【続編】歴史をたどるー小国の宿命(44)

鎖国政策を取るということは、すなわち他国と貿易をしないことを意味する。

現代では、考えられないことである。

ここのところ、戦国時代から「戦」の話ばかりしてきた。

今日は、なぜ戦が必要なのか、鎖国政策が現代では考えられないのはなぜなのかの2点について、改めて考えてみよう。

私たちは、平和を希求するという良心に従って、戦をしないわけである。だが、もし他国が攻めてきたら、戦をせずに降伏するだろうか。

鎌倉時代は、モンゴル帝国から元軍が襲来してきて、日本は二度、相手国と戦った。これは自国を守るための当然の戦いだった。

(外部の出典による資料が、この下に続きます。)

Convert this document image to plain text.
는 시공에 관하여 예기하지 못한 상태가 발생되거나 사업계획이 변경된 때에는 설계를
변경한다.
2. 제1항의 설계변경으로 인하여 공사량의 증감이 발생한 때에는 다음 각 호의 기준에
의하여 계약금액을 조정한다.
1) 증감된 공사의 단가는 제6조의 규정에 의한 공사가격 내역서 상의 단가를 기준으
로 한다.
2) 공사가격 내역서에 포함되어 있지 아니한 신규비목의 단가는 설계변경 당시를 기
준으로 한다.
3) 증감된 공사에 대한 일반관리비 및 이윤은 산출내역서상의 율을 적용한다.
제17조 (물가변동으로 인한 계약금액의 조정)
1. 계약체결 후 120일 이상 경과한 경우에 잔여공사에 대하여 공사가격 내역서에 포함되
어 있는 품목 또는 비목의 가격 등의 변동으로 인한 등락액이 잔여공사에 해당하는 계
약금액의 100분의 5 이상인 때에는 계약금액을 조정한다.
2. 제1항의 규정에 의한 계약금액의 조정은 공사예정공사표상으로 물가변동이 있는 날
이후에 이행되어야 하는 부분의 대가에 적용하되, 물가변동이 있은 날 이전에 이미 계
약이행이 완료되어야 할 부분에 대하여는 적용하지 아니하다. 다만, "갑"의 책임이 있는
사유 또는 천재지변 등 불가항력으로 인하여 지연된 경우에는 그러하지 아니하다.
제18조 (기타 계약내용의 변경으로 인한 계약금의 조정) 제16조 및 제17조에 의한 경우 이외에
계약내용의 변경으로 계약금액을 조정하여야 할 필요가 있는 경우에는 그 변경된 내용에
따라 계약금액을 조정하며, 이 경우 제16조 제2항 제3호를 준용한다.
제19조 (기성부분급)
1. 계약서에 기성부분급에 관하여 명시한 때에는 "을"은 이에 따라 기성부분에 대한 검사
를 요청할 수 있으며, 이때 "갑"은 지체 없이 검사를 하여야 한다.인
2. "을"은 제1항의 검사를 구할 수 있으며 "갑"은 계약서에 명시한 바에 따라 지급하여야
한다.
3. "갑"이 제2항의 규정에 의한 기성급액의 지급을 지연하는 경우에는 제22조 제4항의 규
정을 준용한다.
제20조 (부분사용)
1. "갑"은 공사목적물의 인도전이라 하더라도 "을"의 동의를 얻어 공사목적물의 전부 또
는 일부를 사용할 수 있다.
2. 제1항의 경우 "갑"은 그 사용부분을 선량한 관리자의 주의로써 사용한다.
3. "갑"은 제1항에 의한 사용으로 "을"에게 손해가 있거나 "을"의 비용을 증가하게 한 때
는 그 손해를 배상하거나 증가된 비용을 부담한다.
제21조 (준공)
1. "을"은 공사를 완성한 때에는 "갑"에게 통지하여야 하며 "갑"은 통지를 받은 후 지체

ところが、秀吉の時代は、秀吉個人の野望もあったが、小田原征伐に協力した武士たちへの見返りとして土地が必要だったから、もっと領土を広げようと、中国征服を目指したわけである。

そうしないと、いつかは束になってかかってこられて、自分が権力の座から落ちてしまうからだ。

今の時代は、労働の対価として給料が現金で支給される。私たちは、そのお金で生活ができる。

また、農業や漁業、畜産業、その他自営業に従事する人は、生産品の売買で生活資金を得ている。投資で稼ぐ人もいる。

ただ、飲食業や旅館業を営む人のように、サラリーマンたちが日常的に飲食したり買い物したりする消費行動に応えるためには、魚肉や野菜などの食材が必要である。

その食材を、昔は、自国内の取引で入手していたわけである。

今は、どうだろうか。

牛肉をはじめ、ほとんどが外国産であり、畜産業を営む人が必要としている飼料でさえ、外国からの輸入に頼っている。パンなどの原料となる小麦もそうである。

それを考えると、今の時代に鎖国したら、私たちが食べるものは、国内で生産されるものに限られ、しかも生産量が少ないから、価格は高騰する。少ないパイを大勢で奪い合うことになるのである。

アフリカの貧しい国がそうであり、だからこそ、紛争が起こるのである。

江戸幕府は、家光の時代から、ペリーが黒船で来航するまで、200年以上も鎖国政策を続けていた。

それでも、なんとか庶民が生きてこれた(もちろん、飢饉は幾度も発生している)のは、今から思えば、すごいことなのである。